Dall’operazione Cupola 2.0 stavolta Cosa Nostra “le prende” sul serio. I Carabinieri di Palermo e la Procura Antimafia stanno facendo un lavoro raro: colpire sistematicamente Cosa Nostra e agire in “tempo reale”. Succede di rado ma quando succede l’effetto positivo si fa sentire come già è avvenuto con le operazioni “Perseo” e “Ghota”. Anche la migliore Antimafia rimane purtroppo ancorata spesso al “giorno dopo”. Questa operazione ci può aiutare a spostare l’asse dell’impegno verso il “giorno prima”.

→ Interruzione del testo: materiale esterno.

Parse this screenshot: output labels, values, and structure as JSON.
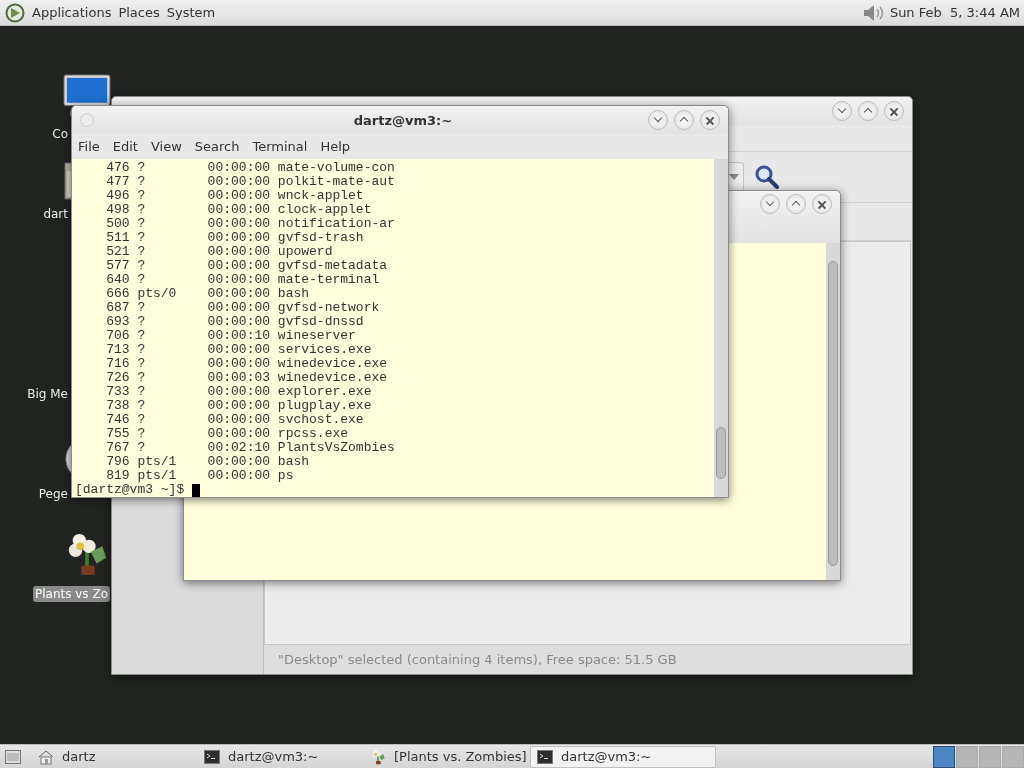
{
  "top_panel": {
    "menus": [
      "Applications",
      "Places",
      "System"
    ],
    "clock": "Sun Feb  5, 3:44 AM"
  },
  "desktop_icons": [
    {
      "label": "Co",
      "kind": "computer",
      "selected": false
    },
    {
      "label": "dart",
      "kind": "home",
      "selected": false
    },
    {
      "label": "Big Me",
      "selected": false
    },
    {
      "label": "Pege",
      "kind": "disc",
      "selected": false
    },
    {
      "label": "Plants vs Zo",
      "kind": "flower",
      "selected": true
    }
  ],
  "file_manager": {
    "status": "\"Desktop\" selected (containing 4 items), Free space: 51.5 GB"
  },
  "terminal": {
    "title": "dartz@vm3:~",
    "menus": [
      "File",
      "Edit",
      "View",
      "Search",
      "Terminal",
      "Help"
    ],
    "lines": [
      "    476 ?        00:00:00 mate-volume-con",
      "    477 ?        00:00:00 polkit-mate-aut",
      "    496 ?        00:00:00 wnck-applet",
      "    498 ?        00:00:00 clock-applet",
      "    500 ?        00:00:00 notification-ar",
      "    511 ?        00:00:00 gvfsd-trash",
      "    521 ?        00:00:00 upowerd",
      "    577 ?        00:00:00 gvfsd-metadata",
      "    640 ?        00:00:00 mate-terminal",
      "    666 pts/0    00:00:00 bash",
      "    687 ?        00:00:00 gvfsd-network",
      "    693 ?        00:00:00 gvfsd-dnssd",
      "    706 ?        00:00:10 wineserver",
      "    713 ?        00:00:00 services.exe",
      "    716 ?        00:00:00 winedevice.exe",
      "    726 ?        00:00:03 winedevice.exe",
      "    733 ?        00:00:00 explorer.exe",
      "    738 ?        00:00:00 plugplay.exe",
      "    746 ?        00:00:00 svchost.exe",
      "    755 ?        00:00:00 rpcss.exe",
      "    767 ?        00:02:10 PlantsVsZombies",
      "    796 pts/1    00:00:00 bash",
      "    819 pts/1    00:00:00 ps"
    ],
    "prompt": "[dartz@vm3 ~]$ "
  },
  "taskbar": {
    "items": [
      {
        "label": "dartz",
        "kind": "home",
        "selected": false
      },
      {
        "label": "dartz@vm3:~",
        "kind": "terminal",
        "selected": false
      },
      {
        "label": "[Plants vs. Zombies]",
        "kind": "flower",
        "selected": false
      },
      {
        "label": "dartz@vm3:~",
        "kind": "terminal",
        "selected": true
      }
    ],
    "workspaces": [
      {
        "selected": true
      },
      {
        "selected": false
      },
      {
        "selected": false
      },
      {
        "selected": false
      }
    ]
  }
}
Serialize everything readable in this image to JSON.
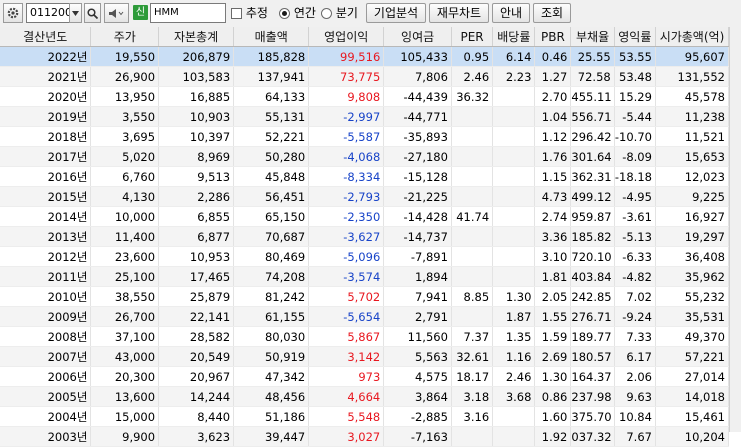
{
  "toolbar": {
    "code": "011200",
    "stock_name": "HMM",
    "stock_badge": "신",
    "estimate_label": "추정",
    "annual_label": "연간",
    "quarter_label": "분기",
    "annual_selected": true,
    "buttons": [
      "기업분석",
      "재무차트",
      "안내",
      "조회"
    ]
  },
  "table": {
    "columns": [
      "결산년도",
      "주가",
      "자본총계",
      "매출액",
      "영업이익",
      "잉여금",
      "PER",
      "배당률",
      "PBR",
      "부채율",
      "영익률",
      "시가총액(억)"
    ],
    "rows": [
      [
        "2022년",
        "19,550",
        "206,879",
        "185,828",
        "99,516",
        "105,433",
        "0.95",
        "6.14",
        "0.46",
        "25.55",
        "53.55",
        "95,607"
      ],
      [
        "2021년",
        "26,900",
        "103,583",
        "137,941",
        "73,775",
        "7,806",
        "2.46",
        "2.23",
        "1.27",
        "72.58",
        "53.48",
        "131,552"
      ],
      [
        "2020년",
        "13,950",
        "16,885",
        "64,133",
        "9,808",
        "-44,439",
        "36.32",
        "",
        "2.70",
        "455.11",
        "15.29",
        "45,578"
      ],
      [
        "2019년",
        "3,550",
        "10,903",
        "55,131",
        "-2,997",
        "-44,771",
        "",
        "",
        "1.04",
        "556.71",
        "-5.44",
        "11,238"
      ],
      [
        "2018년",
        "3,695",
        "10,397",
        "52,221",
        "-5,587",
        "-35,893",
        "",
        "",
        "1.12",
        "296.42",
        "-10.70",
        "11,521"
      ],
      [
        "2017년",
        "5,020",
        "8,969",
        "50,280",
        "-4,068",
        "-27,180",
        "",
        "",
        "1.76",
        "301.64",
        "-8.09",
        "15,653"
      ],
      [
        "2016년",
        "6,760",
        "9,513",
        "45,848",
        "-8,334",
        "-15,128",
        "",
        "",
        "1.15",
        "362.31",
        "-18.18",
        "12,023"
      ],
      [
        "2015년",
        "4,130",
        "2,286",
        "56,451",
        "-2,793",
        "-21,225",
        "",
        "",
        "4.73",
        "499.12",
        "-4.95",
        "9,225"
      ],
      [
        "2014년",
        "10,000",
        "6,855",
        "65,150",
        "-2,350",
        "-14,428",
        "41.74",
        "",
        "2.74",
        "959.87",
        "-3.61",
        "16,927"
      ],
      [
        "2013년",
        "11,400",
        "6,877",
        "70,687",
        "-3,627",
        "-14,737",
        "",
        "",
        "3.36",
        "185.82",
        "-5.13",
        "19,297"
      ],
      [
        "2012년",
        "23,600",
        "10,953",
        "80,469",
        "-5,096",
        "-7,891",
        "",
        "",
        "3.10",
        "720.10",
        "-6.33",
        "36,408"
      ],
      [
        "2011년",
        "25,100",
        "17,465",
        "74,208",
        "-3,574",
        "1,894",
        "",
        "",
        "1.81",
        "403.84",
        "-4.82",
        "35,962"
      ],
      [
        "2010년",
        "38,550",
        "25,879",
        "81,242",
        "5,702",
        "7,941",
        "8.85",
        "1.30",
        "2.05",
        "242.85",
        "7.02",
        "55,232"
      ],
      [
        "2009년",
        "26,700",
        "22,141",
        "61,155",
        "-5,654",
        "2,791",
        "",
        "1.87",
        "1.55",
        "276.71",
        "-9.24",
        "35,531"
      ],
      [
        "2008년",
        "37,100",
        "28,582",
        "80,030",
        "5,867",
        "11,560",
        "7.37",
        "1.35",
        "1.59",
        "189.77",
        "7.33",
        "49,370"
      ],
      [
        "2007년",
        "43,000",
        "20,549",
        "50,919",
        "3,142",
        "5,563",
        "32.61",
        "1.16",
        "2.69",
        "180.57",
        "6.17",
        "57,221"
      ],
      [
        "2006년",
        "20,300",
        "20,967",
        "47,342",
        "973",
        "4,575",
        "18.17",
        "2.46",
        "1.30",
        "164.37",
        "2.06",
        "27,014"
      ],
      [
        "2005년",
        "13,600",
        "14,244",
        "48,456",
        "4,664",
        "3,864",
        "3.18",
        "3.68",
        "0.86",
        "237.98",
        "9.63",
        "14,018"
      ],
      [
        "2004년",
        "15,000",
        "8,440",
        "51,186",
        "5,548",
        "-2,885",
        "3.16",
        "",
        "1.60",
        "375.70",
        "10.84",
        "15,461"
      ],
      [
        "2003년",
        "9,900",
        "3,623",
        "39,447",
        "3,027",
        "-7,163",
        "",
        "",
        "1.92",
        "037.32",
        "7.67",
        "10,204"
      ]
    ]
  },
  "colors": {
    "positive": "#e8171f",
    "negative": "#1743c8",
    "selected_row": "#c9def5"
  },
  "icons": [
    "gear-icon",
    "dropdown-arrow-icon",
    "search-icon",
    "speaker-icon",
    "stock-badge-icon"
  ]
}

Alcune costanti per capire e mantenere il passo:

1) I cosiddetti “fine pena”, cioè i boss che scontano la condanna,  appena usciti,  riprendono subito le redini dell’organizzazione. Così i figli e nipoti dei rampolli come i Greco e i Lo Piccolo... Ecco perché le pene devono essere alte, al massimo delle nostre possibilità  Costituzionali, il 41 bis deve essere ‘severo’, bisogna con il dovuto rigore non mollare  le collaborazioni, tutelare al meglio i Testimoni di Giustizia e non toccare, e semmai potenziare,  il potente sistema del “doppio binario” del Codice Antimafia. Dobbiamo in sostanza rendere il sistema mafioso fragile, disseminare all’interno frustrazione e disincentivare la sua  perversa stabilità.

2) L’Organizzazione Mafiosa è ancora più forte degli stessi capi-boss che via via si alternano alla guida. Rimane anche dopo arresti o la fine di esponenti come Provenzano e Riina e si riproduce. Altro che mafia liquida e orizzontale. Verticismo e integrazione tra i vari aspetti della violenza e degli affari, del radicamento territoriale e della proiezione globale... sono tenuti insieme. Ecco perché dobbiamo usare al meglio la fattispecie di reato prevista dal  416 bis e disarticolare la loro struttura interna e il sistema delle collusioni con la società, l’economia e la politica tanto sul piano locale che su quello internazionale...

3) Rimane necessario colpire le mafie  con sistematicità e costanza. Ma siamo ancora lontani dal rendere l’Antimafia una priorità su cui chiamare a raccolta il meglio del Paese per liberarcene definitivamente,  usando le armi vincenti della progettualità nell’agire e del rapporto Legalità/Sviluppo nel prevenire,  senza il quale l’opera repressiva sarà sempre in affanno... Oggi è più che mai possibile. Adesso sí, basta volerlo!